The main point underlying this proposed approach is that management requires to be ‘personalised’ for each individual child and family. This is in contrast to the ‘one-size-fits-all’ approach where every child follows the same management protocol. This is a good time to discuss the two approaches because recent research in asthma and allergy is pointing towards individual strands where particular management approaches could be more beneficial in particular patients. For maximum benefit, such ‘personalisation’ should perhaps happen right from the beginning of life or, at least, from a very early point in the appearance of this cluster of conditions. The child who is vulnerable to some of these conditions will probably benefit most from being identified at birth and exposures that are known to be particularly harmful to this child could perhaps be reduced from an early stage. If disease develops, genetic testing could identify the medicines the child will most benefit from, and could select out the medicines to which the child is likely to show a poor response.

So, why am I writing this blog?

The purpose of writing this blog is to start a discussion around this possible shift in approach in the management of children with these conditions.
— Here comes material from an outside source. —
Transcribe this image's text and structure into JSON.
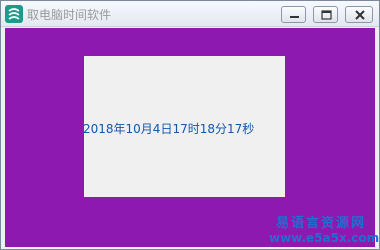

We hope carers of children with asthma, the children themselves, health professionals and the general public might be interested in joining in this debate. Is our current manner of treating these conditions pretty effective and should we stick to our current strategies for treatment? Are we already taking a personalised approach and is there perhaps no need for any further development of precision approaches within our practice? What are the potential pitfalls?

Prof Somnath Mukhopadhyay, Foundation Chair in Paediatrics, Royal Alexandra Children’s Hospital, Brighton and Sussex Medical School.